Another popular and accessible market is the Mercado Coyoacan, located in the centro of the beautiful colonia of Coyoacan and just minutes from the Frida Kahlo and Leon Trotsky museums.

Specialty markets

Mercado Jamaica is the place to enjoy the fragrances of colorful Mexican blooms of the season. Flowers abound here!

Mercado Sonora – Arrive prepared for anything! The market is famous for its tonics, powders, incense, charms, crystals, and other magic cures for your ailments. Traditions from Santa Muerte to Voodoo dominate the atmosphere.

La Lagunilla – Interested in other people’s excess?  The market specializes in antiques, furniture, clothes, jewelry, and other miscellanea. Of course you can bargain, but these vendors know the value of their products, so don’t think you can outsmart them!

Mercado San Juan – This is a great place to purchase fresh fish and wild meats (wild boar, iguana, scorpion, alligator) as well as imported European meats and cheeses.

Arts and crafts

I steer toward two very different markets when visitors wish to gather remembrances of Mexico.  La Cuidadela is a 100% authentic Mexican souvenir market with all the traditional souvenirs, guitars, cooking items, shawls, blankets, and other trinkets.
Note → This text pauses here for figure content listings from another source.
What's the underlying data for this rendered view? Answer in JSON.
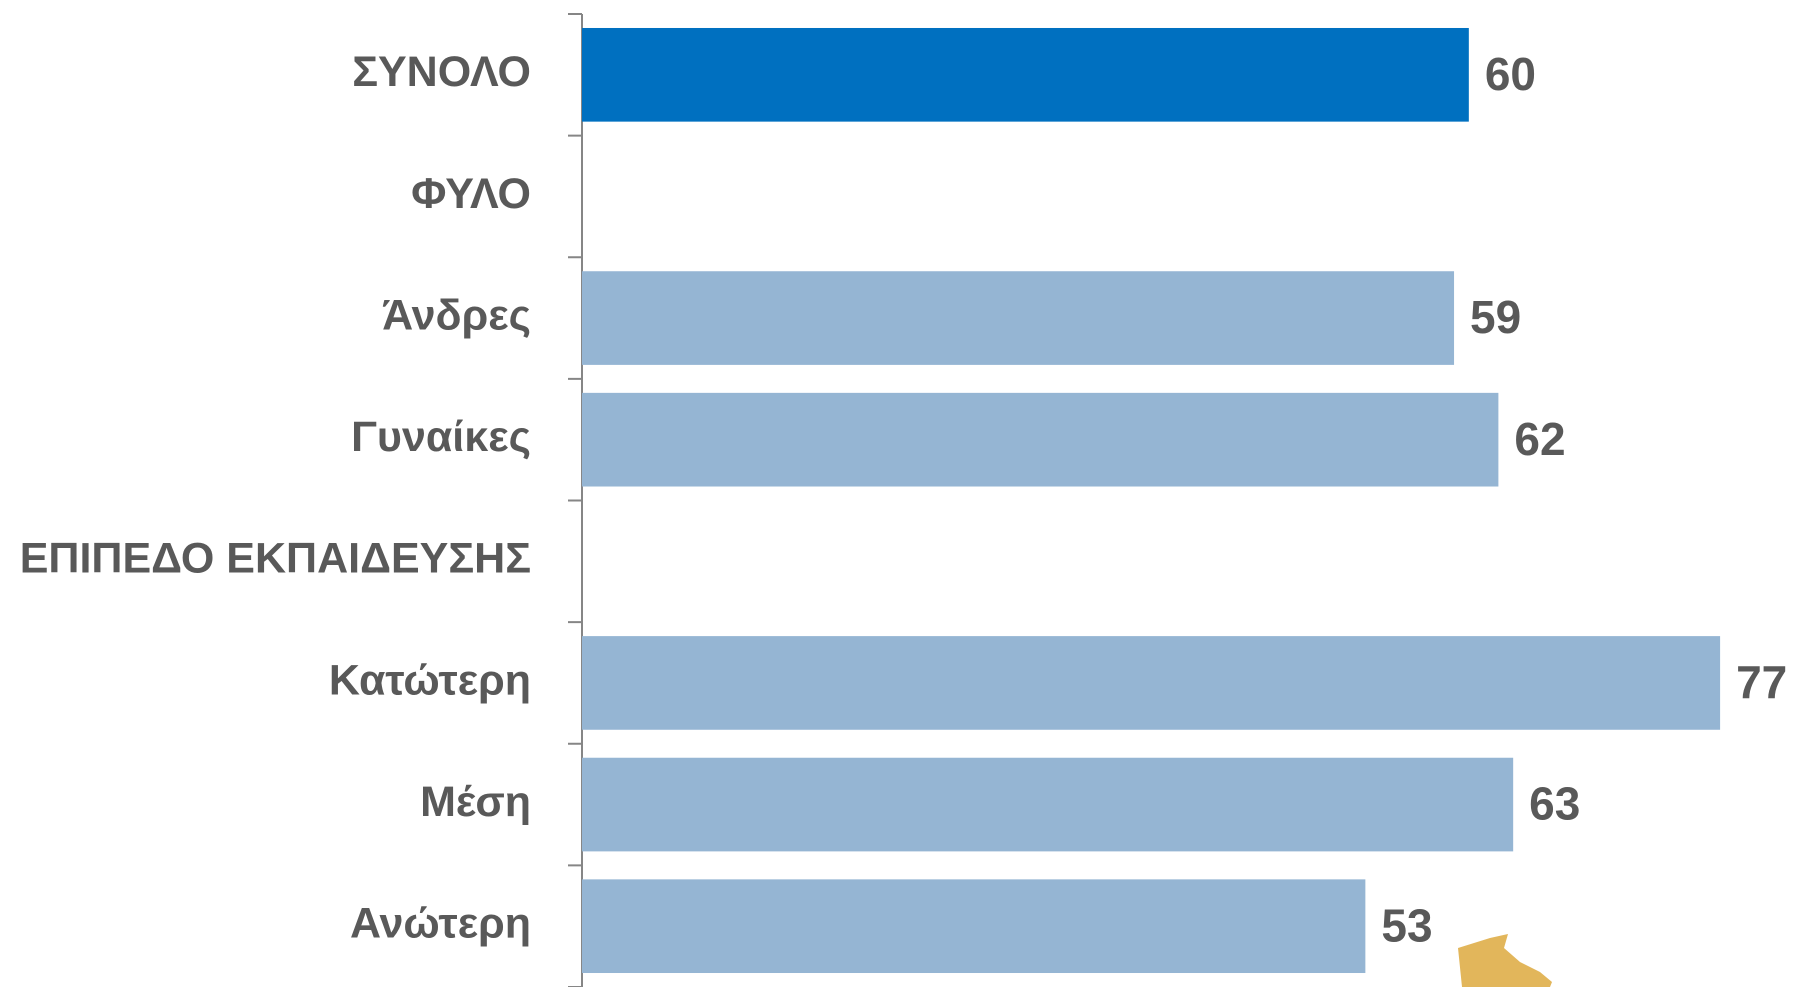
{
  "chart_data": {
    "type": "hbar",
    "categories": [
      "ΣΥΝΟΛΟ",
      "ΦΥΛΟ",
      "Άνδρες",
      "Γυναίκες",
      "ΕΠΙΠΕΔΟ ΕΚΠΑΙΔΕΥΣΗΣ",
      "Κατώτερη",
      "Μέση",
      "Ανώτερη"
    ],
    "values": [
      60,
      null,
      59,
      62,
      null,
      77,
      63,
      53
    ],
    "colors": [
      "#0070c0",
      null,
      "#95b5d3",
      "#95b5d3",
      null,
      "#95b5d3",
      "#95b5d3",
      "#95b5d3"
    ],
    "xlim": [
      0,
      82
    ]
  }
}
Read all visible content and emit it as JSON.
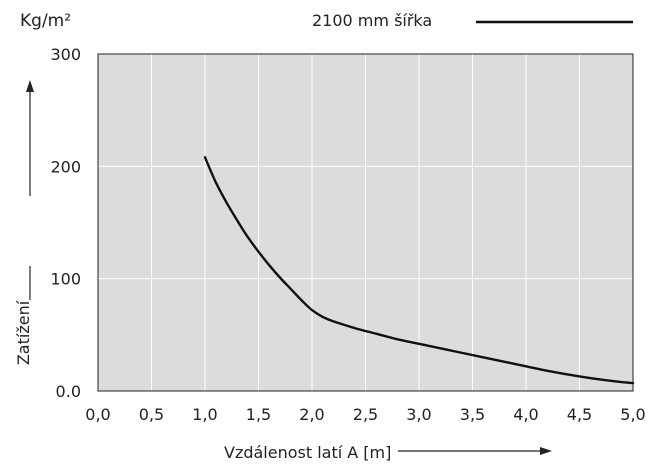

Charmingly, you’ll see older adults dancing outside the market on weekends. Music pervades every aspect of Mexican life.

On the other hand, the Bazaar Sabado, located in San Angel, is an upscale artist market in which artisans sell their creations, from jewelry to ceramics, huipiles (square-cut traditional blouses), lighting sculptures, and clothing. The works are of the highest quality in the city, and a Saturday in the market is not to be missed. The bazaar has graced the area for almost 60 years and is as popular today as it was in the beginning. Outside the actual Bazaar Sabado building, painters sell their easel art in the two parks surrounding the bazaar. Strolling musicians, restaurants, bars, and small stores also abound around the parks.

New food markets

In the past few years a new kind of market has appeared in the upscale neighborhoods of Roma, Condesa, and Coyoacan.  These are food markets, yes, though the products are not your everyday basics but rather specialty olive oils, honey, and coffee. There’s also a distinct focus on the variety of eating areas providing fresh, creative small meals.
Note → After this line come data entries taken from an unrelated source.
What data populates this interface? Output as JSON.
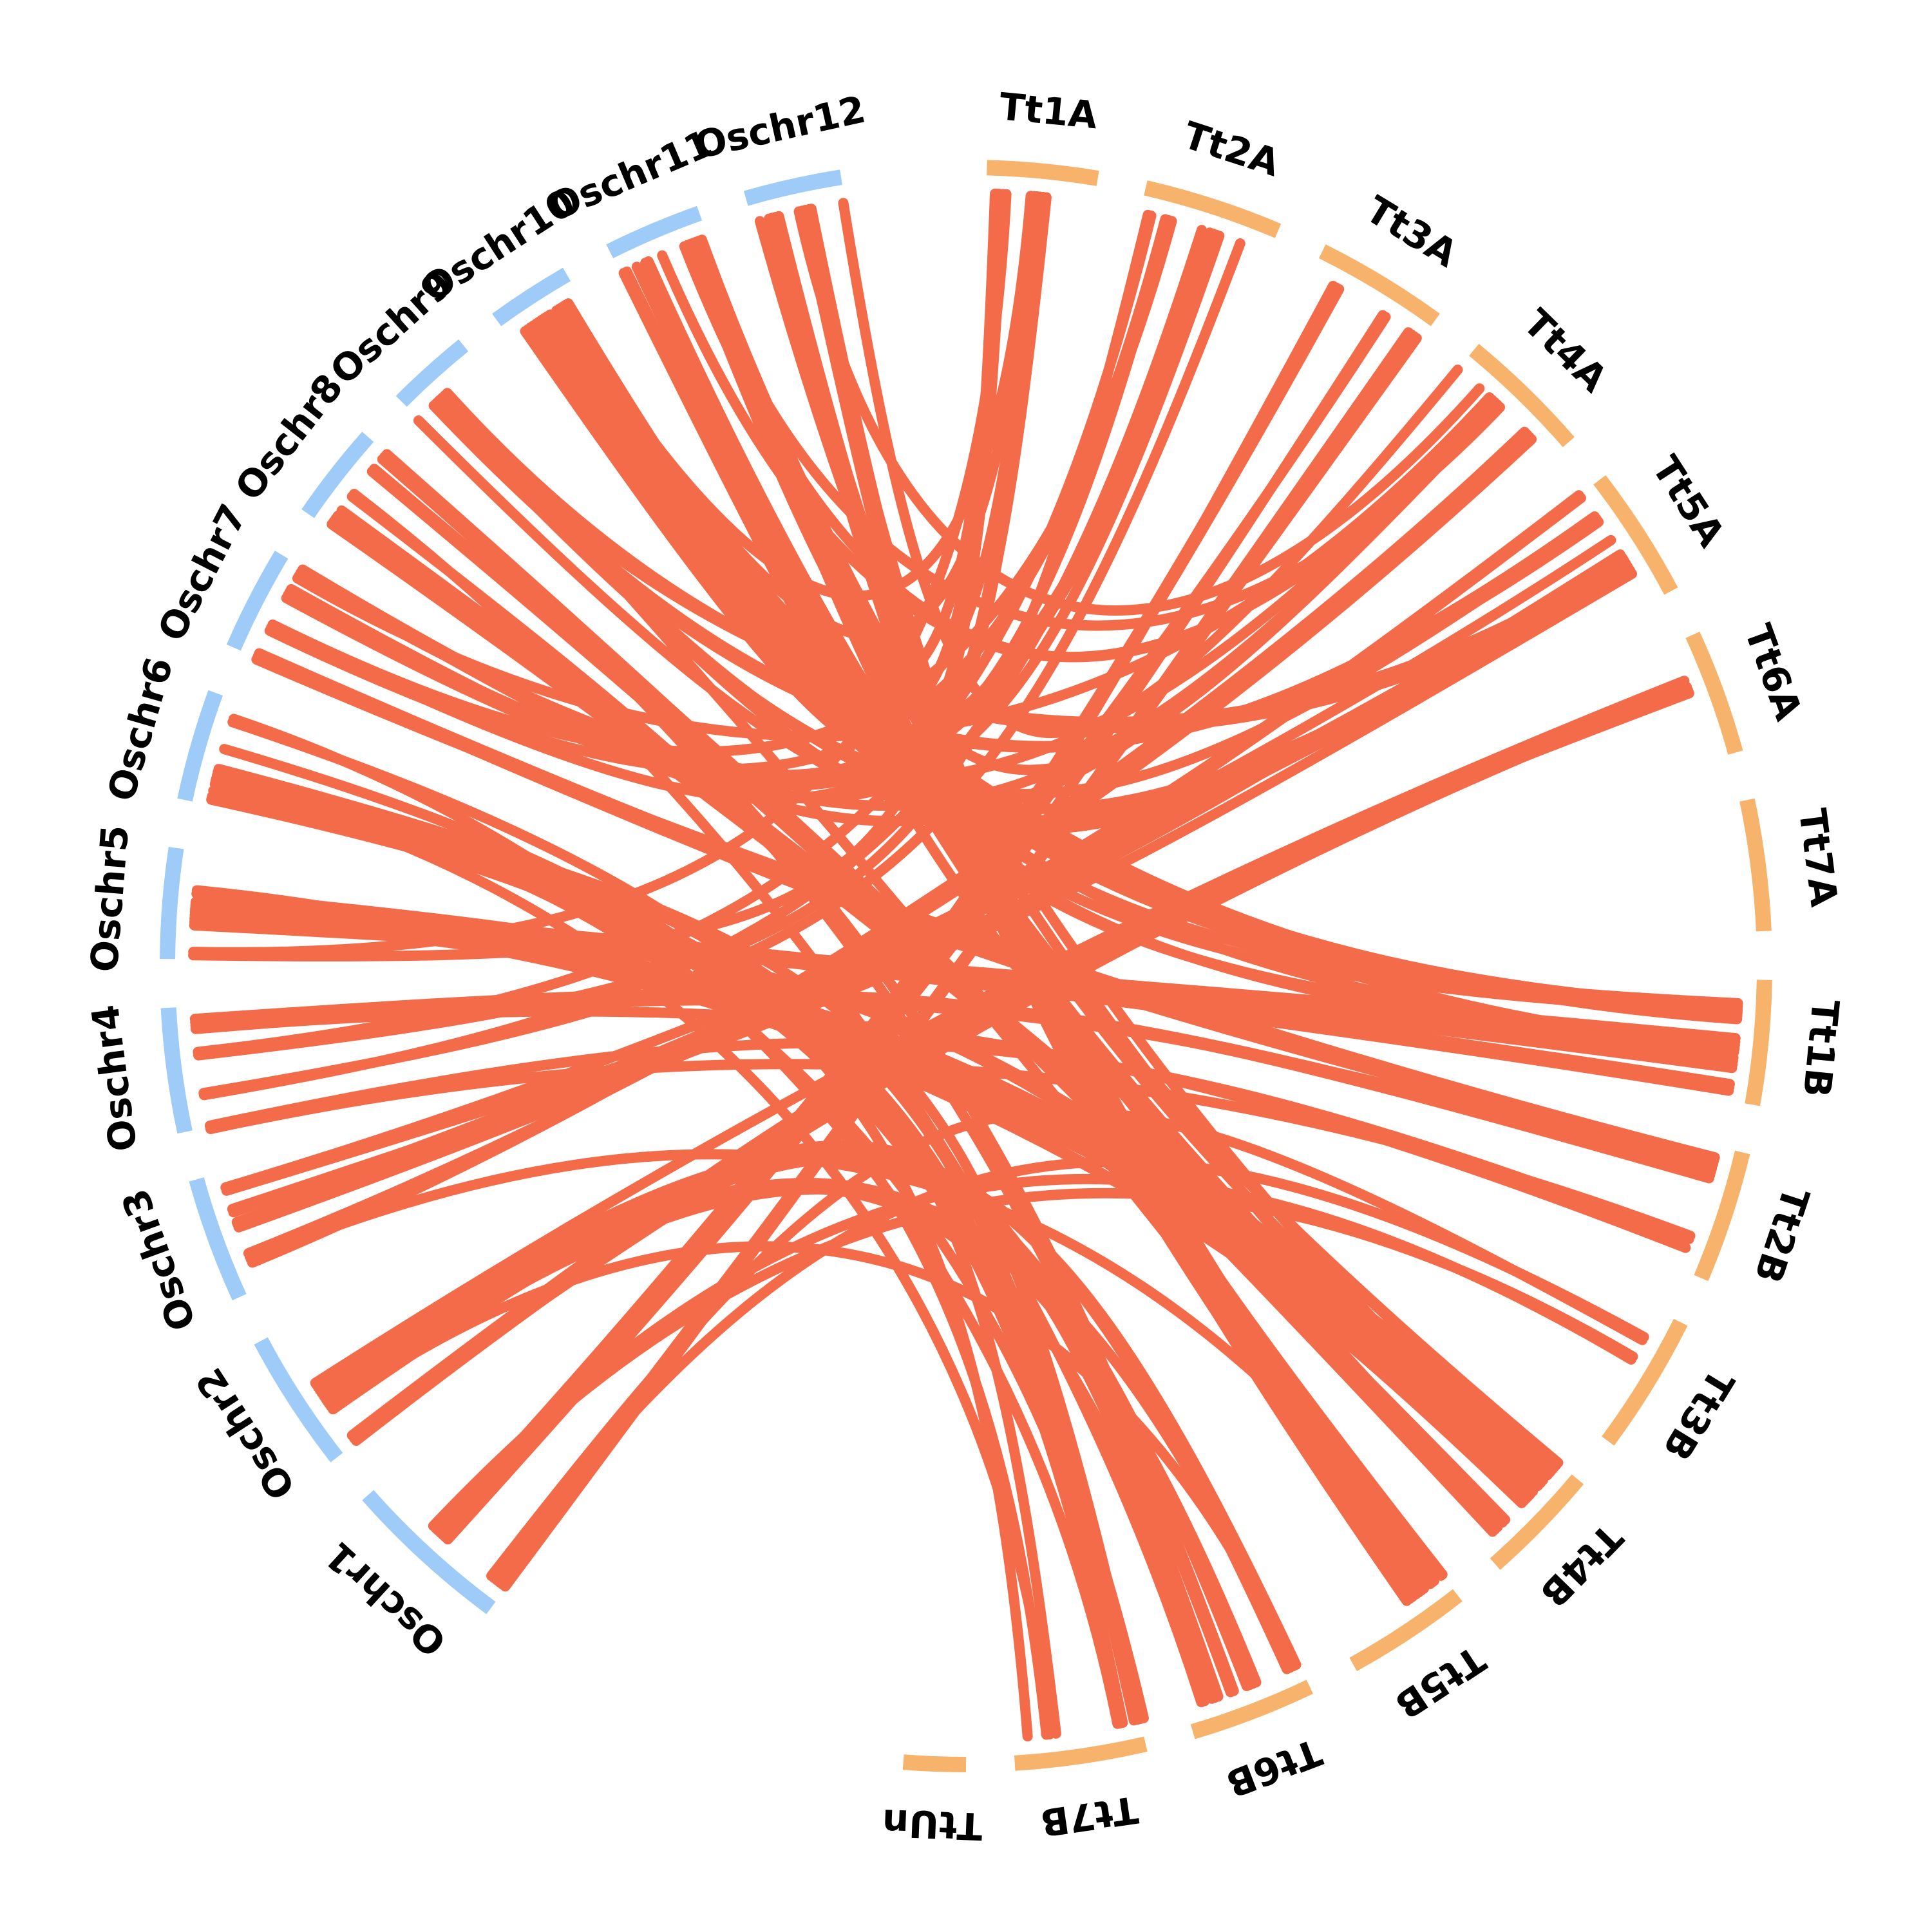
{
  "colors": {
    "wheat_segment": "#f7b26b",
    "rice_segment": "#9ecbf7",
    "link": "#f46b4a",
    "label": "#000000",
    "background": "#ffffff"
  },
  "segments": [
    {
      "id": "Tt1A",
      "label": "Tt1A",
      "group": "wheat"
    },
    {
      "id": "Tt2A",
      "label": "Tt2A",
      "group": "wheat"
    },
    {
      "id": "Tt3A",
      "label": "Tt3A",
      "group": "wheat"
    },
    {
      "id": "Tt4A",
      "label": "Tt4A",
      "group": "wheat"
    },
    {
      "id": "Tt5A",
      "label": "Tt5A",
      "group": "wheat"
    },
    {
      "id": "Tt6A",
      "label": "Tt6A",
      "group": "wheat"
    },
    {
      "id": "Tt7A",
      "label": "Tt7A",
      "group": "wheat"
    },
    {
      "id": "Tt1B",
      "label": "Tt1B",
      "group": "wheat"
    },
    {
      "id": "Tt2B",
      "label": "Tt2B",
      "group": "wheat"
    },
    {
      "id": "Tt3B",
      "label": "Tt3B",
      "group": "wheat"
    },
    {
      "id": "Tt4B",
      "label": "Tt4B",
      "group": "wheat"
    },
    {
      "id": "Tt5B",
      "label": "Tt5B",
      "group": "wheat"
    },
    {
      "id": "Tt6B",
      "label": "Tt6B",
      "group": "wheat"
    },
    {
      "id": "Tt7B",
      "label": "Tt7B",
      "group": "wheat"
    },
    {
      "id": "TtUn",
      "label": "TtUn",
      "group": "wheat"
    },
    {
      "id": "Oschr1",
      "label": "Oschr1",
      "group": "rice"
    },
    {
      "id": "Oschr2",
      "label": "Oschr2",
      "group": "rice"
    },
    {
      "id": "Oschr3",
      "label": "Oschr3",
      "group": "rice"
    },
    {
      "id": "Oschr4",
      "label": "Oschr4",
      "group": "rice"
    },
    {
      "id": "Oschr5",
      "label": "Oschr5",
      "group": "rice"
    },
    {
      "id": "Oschr6",
      "label": "Oschr6",
      "group": "rice"
    },
    {
      "id": "Oschr7",
      "label": "Oschr7",
      "group": "rice"
    },
    {
      "id": "Oschr8",
      "label": "Oschr8",
      "group": "rice"
    },
    {
      "id": "Oschr9",
      "label": "Oschr9",
      "group": "rice"
    },
    {
      "id": "Oschr10",
      "label": "Oschr10",
      "group": "rice"
    },
    {
      "id": "Oschr11",
      "label": "Oschr11",
      "group": "rice"
    },
    {
      "id": "Oschr12",
      "label": "Oschr12",
      "group": "rice"
    }
  ]
}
Mercado Roma on Queretaro street, just off Insurgentes, is one such market. It also boasts a German beer garden up top that serves a variety of pricey imported beers.
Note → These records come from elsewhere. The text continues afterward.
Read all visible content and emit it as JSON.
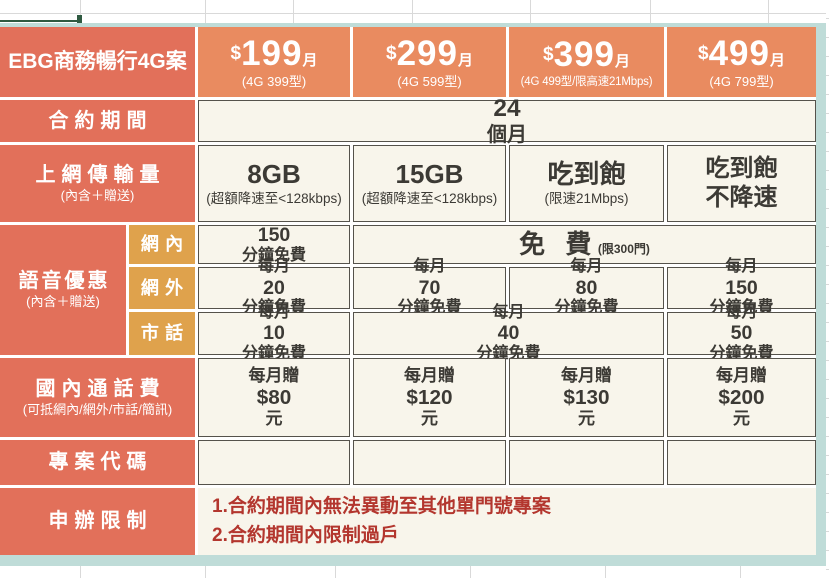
{
  "colors": {
    "coral": "#E2705A",
    "orange": "#E98B60",
    "gold": "#DFA24C",
    "cream": "#F8F5EB",
    "teal": "#BFDCD8",
    "red": "#B3362E",
    "bord": "#55524B",
    "ink": "#3C3A35",
    "green": "#2F5A41"
  },
  "table": {
    "title": "EBG商務暢行4G案",
    "plans": [
      {
        "cur": "$",
        "num": "199",
        "per": "月",
        "sub": "(4G 399型)"
      },
      {
        "cur": "$",
        "num": "299",
        "per": "月",
        "sub": "(4G 599型)"
      },
      {
        "cur": "$",
        "num": "399",
        "per": "月",
        "sub": "(4G 499型/限高速21Mbps)"
      },
      {
        "cur": "$",
        "num": "499",
        "per": "月",
        "sub": "(4G 799型)"
      }
    ],
    "contract": {
      "label": "合約期間",
      "value": "24個月"
    },
    "data_row": {
      "label": "上網傳輸量",
      "sublabel": "(內含＋贈送)",
      "cells": [
        {
          "main": "8GB",
          "sub": "(超額降速至<128kbps)"
        },
        {
          "main": "15GB",
          "sub": "(超額降速至<128kbps)"
        },
        {
          "main": "吃到飽",
          "sub": "(限速21Mbps)"
        },
        {
          "main": "吃到飽",
          "main2": "不降速"
        }
      ]
    },
    "voice": {
      "label": "語音優惠",
      "sublabel": "(內含＋贈送)",
      "net_in": {
        "label": "網內",
        "c1": "150分鐘免費",
        "rest": "免 費",
        "rest_sub": "(限300門)"
      },
      "net_out": {
        "label": "網外",
        "c1": "每月20分鐘免費",
        "c2": "每月70分鐘免費",
        "c3": "每月80分鐘免費",
        "c4": "每月150分鐘免費"
      },
      "local": {
        "label": "市話",
        "c1": "每月10分鐘免費",
        "c23": "每月40分鐘免費",
        "c4": "每月50分鐘免費"
      }
    },
    "calls": {
      "label": "國內通話費",
      "sublabel": "(可抵網內/網外/市話/簡訊)",
      "c1": "每月贈$80元",
      "c2": "每月贈$120元",
      "c3": "每月贈$130元",
      "c4": "每月贈$200元"
    },
    "code": {
      "label": "專案代碼"
    },
    "limits": {
      "label": "申辦限制",
      "line1": "1.合約期間內無法異動至其他單門號專案",
      "line2": "2.合約期間內限制過戶"
    }
  }
}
An unusual concept for a market is the Comedor de los Milagros, right across the street from the Mercado de Medellin, where you’ll encounter a series of booths selling foods from different South American countries. After making your meal purchase you can sit at the tables and chairs clustered in the middle of the market. There are tidbits from Argentina, Chile, Colombia, Peru, and Venezuela. Why not try a pizza from one country and an ice cream or donut from another? You can’t miss this market with its large, flower-filled truck and a bakery at the entrance.


My favorite markets are the tianguis, the outdoor temporary markets that show up the same day each week in every neighborhood in Mexico. Here you’ll find similar items to those in the permanent markets: fresh fruits and vegetables from the campo, clothes, tools, plants, and flowers as well as a small eating area where you sit side-by-side with your fellow shoppers and across from the grills where your carne asado is being seared. Many of the tianguis serve the famous and tasty barbacoa.

In the same way I enjoy flaneuring through museums, I get a thrill window shopping with the locals at the tianguis.